Face à ce monde et cette vie injustes et méchants, il y a bien sûr la tentation de la fuite, à l’image de Bérangère (Anaïs Demoustier) qui échappe à la pesanteur d’un repas ou d’une discussion grâce à une moto ou en courant ; à l’image aussi d’Angèle qui n’a jamais revu son père depuis que sa fille est morte à cause de sa négligence. Mais cette solution n’est pas satisfaisante et cette hypothèse est vite écartée : la fuite ne résout rien, on finit toujours pas revenir, comme Angèle au chevet de son père, ou Darroussin qui ne s’inquiète pas de la fuite de sa jeune femme : « je la connais, dans une heure ou deux, elle sera là ».


La vraie solution est ailleurs, et elle est paradoxale : être joyeux malgré tout.
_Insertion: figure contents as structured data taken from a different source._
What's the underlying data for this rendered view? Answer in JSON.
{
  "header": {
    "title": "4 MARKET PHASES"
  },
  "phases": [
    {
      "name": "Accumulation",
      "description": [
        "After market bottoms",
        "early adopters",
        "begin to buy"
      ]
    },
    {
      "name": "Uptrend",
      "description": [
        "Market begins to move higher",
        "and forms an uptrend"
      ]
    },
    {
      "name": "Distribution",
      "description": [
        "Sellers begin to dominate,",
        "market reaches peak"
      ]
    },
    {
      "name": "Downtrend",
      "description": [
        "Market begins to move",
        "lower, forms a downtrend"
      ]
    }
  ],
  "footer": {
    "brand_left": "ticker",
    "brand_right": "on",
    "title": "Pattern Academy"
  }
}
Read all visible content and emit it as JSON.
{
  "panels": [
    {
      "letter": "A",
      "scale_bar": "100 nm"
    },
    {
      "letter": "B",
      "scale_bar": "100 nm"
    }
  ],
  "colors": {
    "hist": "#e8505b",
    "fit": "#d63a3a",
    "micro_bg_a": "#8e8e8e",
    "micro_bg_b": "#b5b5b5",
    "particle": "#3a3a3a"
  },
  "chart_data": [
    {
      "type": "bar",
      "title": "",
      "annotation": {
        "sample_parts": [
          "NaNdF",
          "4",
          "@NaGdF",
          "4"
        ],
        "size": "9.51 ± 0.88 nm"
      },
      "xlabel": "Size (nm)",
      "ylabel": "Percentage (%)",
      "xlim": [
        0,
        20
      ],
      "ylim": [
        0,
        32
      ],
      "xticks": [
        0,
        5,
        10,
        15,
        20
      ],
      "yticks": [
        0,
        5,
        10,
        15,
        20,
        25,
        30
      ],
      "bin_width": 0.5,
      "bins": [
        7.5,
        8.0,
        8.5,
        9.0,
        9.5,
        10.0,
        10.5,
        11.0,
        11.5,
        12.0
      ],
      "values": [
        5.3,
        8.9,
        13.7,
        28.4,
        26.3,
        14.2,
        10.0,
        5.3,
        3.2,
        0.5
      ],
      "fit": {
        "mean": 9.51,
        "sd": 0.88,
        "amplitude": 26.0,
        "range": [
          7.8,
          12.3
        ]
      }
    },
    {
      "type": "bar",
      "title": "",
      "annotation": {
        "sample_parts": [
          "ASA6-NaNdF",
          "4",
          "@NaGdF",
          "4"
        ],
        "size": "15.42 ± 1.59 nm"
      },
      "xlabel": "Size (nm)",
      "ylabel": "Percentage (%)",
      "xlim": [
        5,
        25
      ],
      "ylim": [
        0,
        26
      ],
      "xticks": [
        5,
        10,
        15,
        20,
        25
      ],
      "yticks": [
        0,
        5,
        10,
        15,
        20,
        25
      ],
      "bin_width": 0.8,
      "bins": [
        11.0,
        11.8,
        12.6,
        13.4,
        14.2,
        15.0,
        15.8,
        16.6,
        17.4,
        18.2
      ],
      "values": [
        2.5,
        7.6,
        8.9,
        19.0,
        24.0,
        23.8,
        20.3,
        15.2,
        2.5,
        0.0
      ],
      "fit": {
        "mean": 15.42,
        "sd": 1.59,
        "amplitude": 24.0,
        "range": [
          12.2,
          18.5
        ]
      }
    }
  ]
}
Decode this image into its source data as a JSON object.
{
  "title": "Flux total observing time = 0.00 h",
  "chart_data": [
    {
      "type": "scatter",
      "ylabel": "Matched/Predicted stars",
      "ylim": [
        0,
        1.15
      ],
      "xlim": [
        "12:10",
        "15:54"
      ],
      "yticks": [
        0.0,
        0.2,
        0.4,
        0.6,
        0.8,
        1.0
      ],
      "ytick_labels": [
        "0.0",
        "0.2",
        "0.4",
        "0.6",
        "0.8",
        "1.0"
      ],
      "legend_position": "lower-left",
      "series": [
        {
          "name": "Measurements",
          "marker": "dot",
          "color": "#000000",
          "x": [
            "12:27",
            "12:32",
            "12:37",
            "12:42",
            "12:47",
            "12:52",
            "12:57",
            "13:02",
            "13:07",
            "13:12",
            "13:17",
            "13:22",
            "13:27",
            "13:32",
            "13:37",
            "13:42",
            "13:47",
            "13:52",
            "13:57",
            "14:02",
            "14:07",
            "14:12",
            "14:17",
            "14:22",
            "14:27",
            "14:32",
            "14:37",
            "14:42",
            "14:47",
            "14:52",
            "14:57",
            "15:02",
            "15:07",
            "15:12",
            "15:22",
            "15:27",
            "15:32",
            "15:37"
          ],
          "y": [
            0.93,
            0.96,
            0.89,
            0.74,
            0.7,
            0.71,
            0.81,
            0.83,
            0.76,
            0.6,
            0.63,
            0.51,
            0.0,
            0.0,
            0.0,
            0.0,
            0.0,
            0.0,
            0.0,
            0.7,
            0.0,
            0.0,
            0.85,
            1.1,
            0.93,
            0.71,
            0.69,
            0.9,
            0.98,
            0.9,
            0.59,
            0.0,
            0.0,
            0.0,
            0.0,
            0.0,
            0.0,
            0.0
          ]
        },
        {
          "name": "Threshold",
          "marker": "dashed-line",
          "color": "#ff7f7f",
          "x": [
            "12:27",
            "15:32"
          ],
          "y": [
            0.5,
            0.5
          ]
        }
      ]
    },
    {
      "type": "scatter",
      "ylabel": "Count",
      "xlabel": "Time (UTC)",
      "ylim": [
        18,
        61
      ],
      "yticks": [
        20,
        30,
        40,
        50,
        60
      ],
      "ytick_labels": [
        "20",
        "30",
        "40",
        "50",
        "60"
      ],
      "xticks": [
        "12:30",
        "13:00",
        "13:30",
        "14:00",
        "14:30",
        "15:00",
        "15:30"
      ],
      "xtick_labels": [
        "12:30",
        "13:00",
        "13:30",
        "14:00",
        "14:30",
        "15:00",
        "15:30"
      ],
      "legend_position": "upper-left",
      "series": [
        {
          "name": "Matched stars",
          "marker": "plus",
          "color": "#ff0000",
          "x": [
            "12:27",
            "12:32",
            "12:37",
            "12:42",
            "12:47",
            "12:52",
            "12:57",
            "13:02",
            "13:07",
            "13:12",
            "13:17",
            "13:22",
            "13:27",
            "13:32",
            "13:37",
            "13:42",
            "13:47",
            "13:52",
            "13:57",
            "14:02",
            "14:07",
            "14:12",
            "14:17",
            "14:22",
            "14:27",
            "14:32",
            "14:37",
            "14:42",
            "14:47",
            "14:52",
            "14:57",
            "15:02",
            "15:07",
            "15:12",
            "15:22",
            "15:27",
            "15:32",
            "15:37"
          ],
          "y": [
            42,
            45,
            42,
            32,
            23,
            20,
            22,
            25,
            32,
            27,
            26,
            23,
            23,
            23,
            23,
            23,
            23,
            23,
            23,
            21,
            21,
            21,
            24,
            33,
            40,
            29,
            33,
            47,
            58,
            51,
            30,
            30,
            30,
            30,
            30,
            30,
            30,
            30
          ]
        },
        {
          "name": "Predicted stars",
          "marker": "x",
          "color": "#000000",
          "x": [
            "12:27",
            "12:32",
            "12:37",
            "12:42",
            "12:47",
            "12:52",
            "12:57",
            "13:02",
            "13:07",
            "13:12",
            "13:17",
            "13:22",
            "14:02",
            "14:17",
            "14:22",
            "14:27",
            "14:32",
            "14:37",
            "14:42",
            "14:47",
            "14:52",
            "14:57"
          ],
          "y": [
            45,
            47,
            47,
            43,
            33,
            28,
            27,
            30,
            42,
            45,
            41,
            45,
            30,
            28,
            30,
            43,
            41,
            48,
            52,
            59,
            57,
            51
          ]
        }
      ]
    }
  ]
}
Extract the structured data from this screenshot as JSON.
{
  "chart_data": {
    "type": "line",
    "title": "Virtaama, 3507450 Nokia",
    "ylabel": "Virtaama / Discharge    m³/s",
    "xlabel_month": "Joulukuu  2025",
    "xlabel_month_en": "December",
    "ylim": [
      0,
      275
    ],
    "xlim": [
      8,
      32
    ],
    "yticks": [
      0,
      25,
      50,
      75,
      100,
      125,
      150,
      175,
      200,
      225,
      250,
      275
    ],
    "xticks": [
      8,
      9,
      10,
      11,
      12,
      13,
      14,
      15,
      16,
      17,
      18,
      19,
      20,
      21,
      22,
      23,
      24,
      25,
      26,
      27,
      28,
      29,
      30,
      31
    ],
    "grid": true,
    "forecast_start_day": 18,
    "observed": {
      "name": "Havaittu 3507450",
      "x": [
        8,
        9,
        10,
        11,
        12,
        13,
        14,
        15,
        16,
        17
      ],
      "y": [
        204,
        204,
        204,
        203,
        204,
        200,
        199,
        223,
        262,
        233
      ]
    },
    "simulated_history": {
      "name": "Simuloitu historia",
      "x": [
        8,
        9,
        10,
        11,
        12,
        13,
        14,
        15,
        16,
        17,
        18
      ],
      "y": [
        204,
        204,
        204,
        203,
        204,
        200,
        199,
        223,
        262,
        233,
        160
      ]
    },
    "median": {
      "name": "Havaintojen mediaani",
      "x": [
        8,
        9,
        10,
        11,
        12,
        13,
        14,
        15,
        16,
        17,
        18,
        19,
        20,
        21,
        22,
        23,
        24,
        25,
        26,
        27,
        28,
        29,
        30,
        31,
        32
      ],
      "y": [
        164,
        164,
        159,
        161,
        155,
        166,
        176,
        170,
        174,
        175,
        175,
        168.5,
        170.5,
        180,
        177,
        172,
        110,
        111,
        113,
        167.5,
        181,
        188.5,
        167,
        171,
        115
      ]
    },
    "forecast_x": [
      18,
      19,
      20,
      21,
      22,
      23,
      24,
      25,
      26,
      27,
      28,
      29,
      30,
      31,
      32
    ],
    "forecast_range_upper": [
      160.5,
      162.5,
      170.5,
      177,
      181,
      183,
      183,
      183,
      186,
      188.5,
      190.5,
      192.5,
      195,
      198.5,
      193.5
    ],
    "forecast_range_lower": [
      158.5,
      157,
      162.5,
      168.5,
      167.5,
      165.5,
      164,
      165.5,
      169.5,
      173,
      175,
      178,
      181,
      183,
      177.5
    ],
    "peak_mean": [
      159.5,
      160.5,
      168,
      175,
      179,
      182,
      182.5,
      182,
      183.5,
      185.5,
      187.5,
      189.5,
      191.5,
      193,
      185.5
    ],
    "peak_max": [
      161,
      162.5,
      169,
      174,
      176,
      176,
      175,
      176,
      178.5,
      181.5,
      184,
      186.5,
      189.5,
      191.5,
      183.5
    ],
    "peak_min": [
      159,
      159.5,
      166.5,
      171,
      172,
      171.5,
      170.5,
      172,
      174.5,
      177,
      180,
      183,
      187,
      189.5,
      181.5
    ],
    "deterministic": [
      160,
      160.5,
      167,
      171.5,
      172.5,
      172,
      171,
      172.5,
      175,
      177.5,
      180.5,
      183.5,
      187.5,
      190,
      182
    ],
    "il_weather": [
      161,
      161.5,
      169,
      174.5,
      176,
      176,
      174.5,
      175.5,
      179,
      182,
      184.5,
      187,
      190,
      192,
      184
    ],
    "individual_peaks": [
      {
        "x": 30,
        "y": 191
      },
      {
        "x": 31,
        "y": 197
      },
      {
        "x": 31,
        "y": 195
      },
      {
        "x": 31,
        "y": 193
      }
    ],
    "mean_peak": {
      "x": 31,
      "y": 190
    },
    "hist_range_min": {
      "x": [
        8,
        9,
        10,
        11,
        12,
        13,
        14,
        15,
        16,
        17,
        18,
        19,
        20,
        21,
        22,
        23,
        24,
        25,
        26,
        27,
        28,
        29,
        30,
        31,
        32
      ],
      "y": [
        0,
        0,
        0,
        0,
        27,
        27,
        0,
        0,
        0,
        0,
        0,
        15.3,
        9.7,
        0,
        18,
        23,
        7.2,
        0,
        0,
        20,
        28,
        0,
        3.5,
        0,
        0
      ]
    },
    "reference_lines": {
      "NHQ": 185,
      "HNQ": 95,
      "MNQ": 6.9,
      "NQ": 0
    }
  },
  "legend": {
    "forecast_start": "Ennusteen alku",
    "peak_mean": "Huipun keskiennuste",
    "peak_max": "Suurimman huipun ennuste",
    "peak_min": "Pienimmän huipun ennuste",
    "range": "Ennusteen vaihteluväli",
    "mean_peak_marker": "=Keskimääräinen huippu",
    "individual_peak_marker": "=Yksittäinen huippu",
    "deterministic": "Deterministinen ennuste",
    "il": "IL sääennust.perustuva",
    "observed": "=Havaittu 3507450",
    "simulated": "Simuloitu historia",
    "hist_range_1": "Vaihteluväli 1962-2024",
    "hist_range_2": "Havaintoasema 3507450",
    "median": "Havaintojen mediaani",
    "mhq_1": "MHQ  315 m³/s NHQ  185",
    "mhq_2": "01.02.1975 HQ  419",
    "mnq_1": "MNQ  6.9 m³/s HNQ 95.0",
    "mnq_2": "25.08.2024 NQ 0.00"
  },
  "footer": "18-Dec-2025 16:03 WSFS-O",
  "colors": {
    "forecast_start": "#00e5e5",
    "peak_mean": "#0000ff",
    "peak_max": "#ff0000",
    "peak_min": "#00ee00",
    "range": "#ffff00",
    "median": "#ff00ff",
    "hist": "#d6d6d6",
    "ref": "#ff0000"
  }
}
Pour faire face, il faut choisir la tangente, sans renoncer au contact avec le monde ; s’excentrer, sans s’effacer ; regarder le monde d’un œil différent, sans renoncer à le regarder, à l’image du père très malade que ces enfants décident de sortir de son lit pour l’assoir devant la mer, afin qu’il continue malgré la maladie la contemplation de toute une vie.
C’est ce qu’illustre la caméra, qui s’autonomise parfois : lors d’une discussion déplaisante entre le proprio de laboratoires et ses parents, la caméra quitte les personnages pour filmer les jolies photos de famille et de souvenirs punaisées sur le mur.
Dès lors Benjamin est le personnage le plus beau et le plus heureux, modeste pêcheur et rêveur, qui apprend des vers et des tirades, et enchante tout ce qu’il touche.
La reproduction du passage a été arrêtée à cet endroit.